Il regista palermitano condivide l'allarme del Procuratore de Lucia

   C'è una borghesia che a Palermo convive con la mafia, come ha detto il procuratore Maurizio de Lucia subito dopo l'arresto del boss Matteo Messina Denaro. Il regista Roberto Andò condivide l'analisi del magistrato riconoscendola nei comportamenti di chi accoglie nei propri salotti persone che sa essere coinvolte in Cosa nostra.

    "Compiacenze, tolleranza e disponibilità - dice - finiscono per creare un contesto di complicità". Proprio il terreno nel quale "si possono incontrare anche i grandi latitanti" come Matteo Messina Denaro. E questa prossimità sociale si intreccia con interessi corposi? Per l'intellettuale palermitano, legato da uno stretto rapporto di stima e amicizia a Leonardo Sciascia, sono due livelli diversi: "C'è chi fa affari e chi in qualche modo si piega al 'dovere' di aiutare al di là dell'interesse materiale. È gente che non si ribella e non fa nulla per sottrarsi a questo tipo di rapporto". La strada per uscirne è quella di una "prospettiva culturale" che però è di lungo periodo.

    "Siamo passati - dice Andò - attraverso una condizione sudamericana, che abbiamo vissuto da ragazzi ed era quella che si respirava a Palermo come a Trapani. La Palermo delle stragi e la Trapani dove è morto Giangiacomo Ciaccio Montalto. Ora la prospettiva culturale è chiamata a cambiare non solo i comportamenti ma anche il lessico. Penso alla frase terribile: 'la miglior parola è quella che non si dice'. Vi riconosco un dato culturale. Cioè il messaggio: non esporsi e non assumersi alcuna responsabilità. Penso però che questa dimensione sudamericana oggi non ci sia più. Sicuramente è cambiata. Su questi temi c'è ormai una maggiore sensibilità".

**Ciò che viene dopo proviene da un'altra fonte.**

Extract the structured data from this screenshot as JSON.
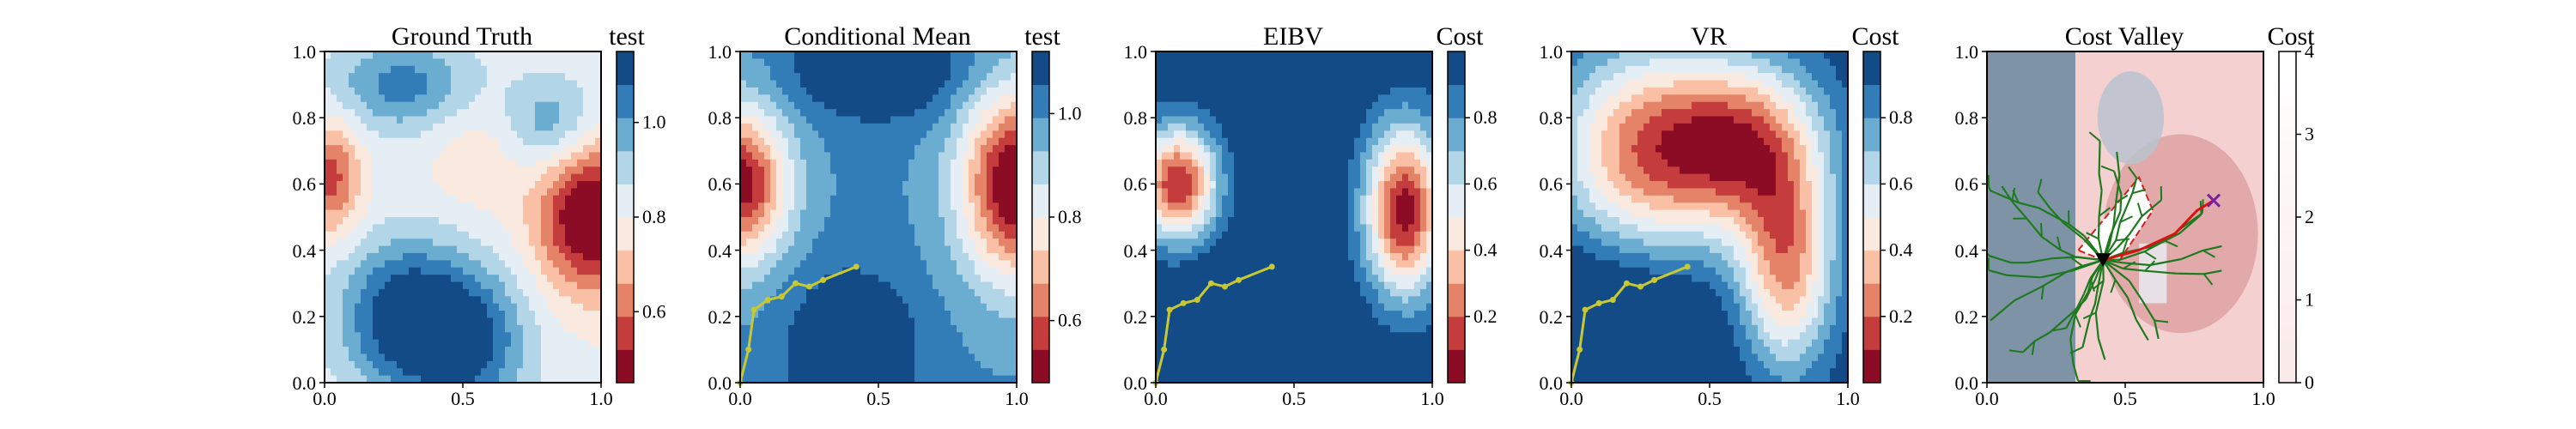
{
  "figure": {
    "panel_names": [
      "Ground Truth",
      "Conditional Mean",
      "EIBV",
      "VR",
      "Cost Valley"
    ]
  },
  "chart_data": [
    {
      "type": "heatmap",
      "title": "Ground Truth",
      "xlabel": "",
      "ylabel": "",
      "xlim": [
        0,
        1
      ],
      "ylim": [
        0,
        1
      ],
      "x_ticks": [
        "0.0",
        "0.5",
        "1.0"
      ],
      "y_ticks": [
        "0.0",
        "0.2",
        "0.4",
        "0.6",
        "0.8",
        "1.0"
      ],
      "colorbar": {
        "label": "test",
        "range": [
          0.45,
          1.15
        ],
        "ticks": [
          "0.6",
          "0.8",
          "1.0"
        ],
        "colormap": "RdBu",
        "levels": 10
      },
      "field": [
        {
          "x": 0.28,
          "y": 0.2,
          "amp": 0.32,
          "sx": 0.16,
          "sy": 0.16
        },
        {
          "x": 0.52,
          "y": 0.12,
          "amp": 0.28,
          "sx": 0.15,
          "sy": 0.16
        },
        {
          "x": 0.28,
          "y": 0.9,
          "amp": 0.22,
          "sx": 0.18,
          "sy": 0.1
        },
        {
          "x": 0.82,
          "y": 0.78,
          "amp": 0.18,
          "sx": 0.12,
          "sy": 0.1
        },
        {
          "x": 0.97,
          "y": 0.5,
          "amp": -0.42,
          "sx": 0.14,
          "sy": 0.16
        },
        {
          "x": 0.02,
          "y": 0.62,
          "amp": -0.26,
          "sx": 0.08,
          "sy": 0.12
        },
        {
          "x": 0.55,
          "y": 0.68,
          "amp": -0.08,
          "sx": 0.12,
          "sy": 0.12
        }
      ],
      "field_base": 0.82
    },
    {
      "type": "heatmap",
      "title": "Conditional Mean",
      "xlabel": "",
      "ylabel": "",
      "xlim": [
        0,
        1
      ],
      "ylim": [
        0,
        1
      ],
      "x_ticks": [
        "0.0",
        "0.5",
        "1.0"
      ],
      "y_ticks": [
        "0.0",
        "0.2",
        "0.4",
        "0.6",
        "0.8",
        "1.0"
      ],
      "colorbar": {
        "label": "test",
        "range": [
          0.48,
          1.12
        ],
        "ticks": [
          "0.6",
          "0.8",
          "1.0"
        ],
        "colormap": "RdBu",
        "levels": 10
      },
      "field": [
        {
          "x": 0.0,
          "y": 0.6,
          "amp": -0.5,
          "sx": 0.12,
          "sy": 0.16
        },
        {
          "x": 1.0,
          "y": 0.6,
          "amp": -0.55,
          "sx": 0.14,
          "sy": 0.2
        },
        {
          "x": 0.5,
          "y": 0.95,
          "amp": 0.2,
          "sx": 0.2,
          "sy": 0.1
        },
        {
          "x": 0.4,
          "y": 0.1,
          "amp": 0.2,
          "sx": 0.15,
          "sy": 0.15
        }
      ],
      "field_base": 1.0,
      "path": [
        [
          0.0,
          0.0
        ],
        [
          0.03,
          0.1
        ],
        [
          0.05,
          0.22
        ],
        [
          0.1,
          0.25
        ],
        [
          0.15,
          0.26
        ],
        [
          0.2,
          0.3
        ],
        [
          0.25,
          0.29
        ],
        [
          0.3,
          0.31
        ],
        [
          0.42,
          0.35
        ]
      ]
    },
    {
      "type": "heatmap",
      "title": "EIBV",
      "xlabel": "",
      "ylabel": "",
      "xlim": [
        0,
        1
      ],
      "ylim": [
        0,
        1
      ],
      "x_ticks": [
        "0.0",
        "0.5",
        "1.0"
      ],
      "y_ticks": [
        "0.0",
        "0.2",
        "0.4",
        "0.6",
        "0.8",
        "1.0"
      ],
      "colorbar": {
        "label": "Cost",
        "range": [
          0.0,
          1.0
        ],
        "ticks": [
          "0.2",
          "0.4",
          "0.6",
          "0.8"
        ],
        "colormap": "RdBu",
        "levels": 10
      },
      "field": [
        {
          "x": 0.08,
          "y": 0.6,
          "amp": -0.9,
          "sx": 0.1,
          "sy": 0.12
        },
        {
          "x": 0.9,
          "y": 0.52,
          "amp": -0.95,
          "sx": 0.1,
          "sy": 0.18
        },
        {
          "x": 0.5,
          "y": 1.0,
          "amp": 0.2,
          "sx": 0.15,
          "sy": 0.08
        },
        {
          "x": 0.35,
          "y": 0.1,
          "amp": 0.2,
          "sx": 0.2,
          "sy": 0.15
        }
      ],
      "field_base": 1.0,
      "path": [
        [
          0.0,
          0.0
        ],
        [
          0.03,
          0.1
        ],
        [
          0.05,
          0.22
        ],
        [
          0.1,
          0.24
        ],
        [
          0.15,
          0.25
        ],
        [
          0.2,
          0.3
        ],
        [
          0.25,
          0.29
        ],
        [
          0.3,
          0.31
        ],
        [
          0.42,
          0.35
        ]
      ]
    },
    {
      "type": "heatmap",
      "title": "VR",
      "xlabel": "",
      "ylabel": "",
      "xlim": [
        0,
        1
      ],
      "ylim": [
        0,
        1
      ],
      "x_ticks": [
        "0.0",
        "0.5",
        "1.0"
      ],
      "y_ticks": [
        "0.0",
        "0.2",
        "0.4",
        "0.6",
        "0.8",
        "1.0"
      ],
      "colorbar": {
        "label": "Cost",
        "range": [
          0.0,
          1.0
        ],
        "ticks": [
          "0.2",
          "0.4",
          "0.6",
          "0.8"
        ],
        "colormap": "RdBu",
        "levels": 10
      },
      "field": [
        {
          "x": 0.25,
          "y": 0.7,
          "amp": -0.7,
          "sx": 0.22,
          "sy": 0.22
        },
        {
          "x": 0.62,
          "y": 0.72,
          "amp": -0.75,
          "sx": 0.2,
          "sy": 0.18
        },
        {
          "x": 0.78,
          "y": 0.35,
          "amp": -0.7,
          "sx": 0.12,
          "sy": 0.22
        },
        {
          "x": 0.1,
          "y": 0.1,
          "amp": 0.25,
          "sx": 0.25,
          "sy": 0.2
        }
      ],
      "field_base": 1.0,
      "path": [
        [
          0.0,
          0.0
        ],
        [
          0.03,
          0.1
        ],
        [
          0.05,
          0.22
        ],
        [
          0.1,
          0.24
        ],
        [
          0.15,
          0.25
        ],
        [
          0.2,
          0.3
        ],
        [
          0.25,
          0.29
        ],
        [
          0.3,
          0.31
        ],
        [
          0.42,
          0.35
        ]
      ]
    },
    {
      "type": "heatmap",
      "title": "Cost Valley",
      "xlabel": "",
      "ylabel": "",
      "xlim": [
        0,
        1
      ],
      "ylim": [
        0,
        1
      ],
      "x_ticks": [
        "0.0",
        "0.5",
        "1.0"
      ],
      "y_ticks": [
        "0.0",
        "0.2",
        "0.4",
        "0.6",
        "0.8",
        "1.0"
      ],
      "colorbar": {
        "label": "Cost",
        "range": [
          0,
          4
        ],
        "ticks": [
          "0",
          "1",
          "2",
          "3",
          "4"
        ],
        "colormap": "Reds",
        "levels": 1
      },
      "annotations": [
        "tree",
        "budget-ellipse",
        "current-position",
        "next-target"
      ],
      "current_position": [
        0.42,
        0.37
      ],
      "next_target": [
        0.82,
        0.55
      ],
      "budget_polygon": [
        [
          0.33,
          0.4
        ],
        [
          0.55,
          0.62
        ],
        [
          0.6,
          0.52
        ],
        [
          0.48,
          0.37
        ],
        [
          0.42,
          0.37
        ]
      ],
      "route": [
        [
          0.42,
          0.37
        ],
        [
          0.55,
          0.4
        ],
        [
          0.68,
          0.45
        ],
        [
          0.76,
          0.52
        ],
        [
          0.82,
          0.55
        ]
      ]
    }
  ]
}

    Ma, avverte Andò, "quanto sia cambiata in profondità lo capisci in prossimità delle elezioni e vedi così che in Sicilia si fa ancora un gioco cinico: si pensa di essere sempre più furbi scegliendo il peggio". Per questo il regista del film "La stranezza" su Luigi Pirandello, crede che per un vero cambiamento "ci vorrà molto tempo". E pensa che vada affidato soprattutto alla "presenza reale dello Stato che non va inteso solo come presidio di polizia ma anche nella dimensione vera della cultura, quella che apre poi la mente dei ragazzi". E siccome è un lavoro che va fatto negli anni dell'adolescenza, Andò mette le mani avanti e dice di non essere ottimista nel breve periodo. "Leonardo Sciascia - ricorda - esprimeva addirittura un pessimismo più radicale quando parlava di irredimibilità. Quel pessimismo, diventato con Sciascia una grammatica civile nella letteratura, purtroppo non si è diradato anche se la borghesia mafiosa è cambiata e ora si è fatta più guardinga. E mentre tanti giovani sono costretti ad andare via (che farebbero in Sicilia?) ci troviamo di fronte a scelte politiche improntate alla furbizia".

   Sul ruolo della cultura Andò tiene separato il lavoro del singolo artista, proiettato verso la crescita culturale, da quella realtà che "si gioca anche su dati economici". E spiega: "Bisogna dare delle prospettive. In questo momento la Sicilia vive un drammatico momento di crisi e di arretratezza come altre regioni del sud. Il rischio è che rappresenti il paese del reddito di cittadinanza, che pure va benissimo perché non ti fa pensare ad altre forme di 'aiuto', ma bisognerebbe offrire la dignità del lavoro. Proprio su queste altre forme di 'aiuto' credo che uno come Messina Denaro ci abbia prosperato". E sulla politica riflette: "La cosa per me più allucinante è leggere che la Regione siciliana spenda grandi cifre a Cannes. Questo è ciò che sicuramente non si deve fare".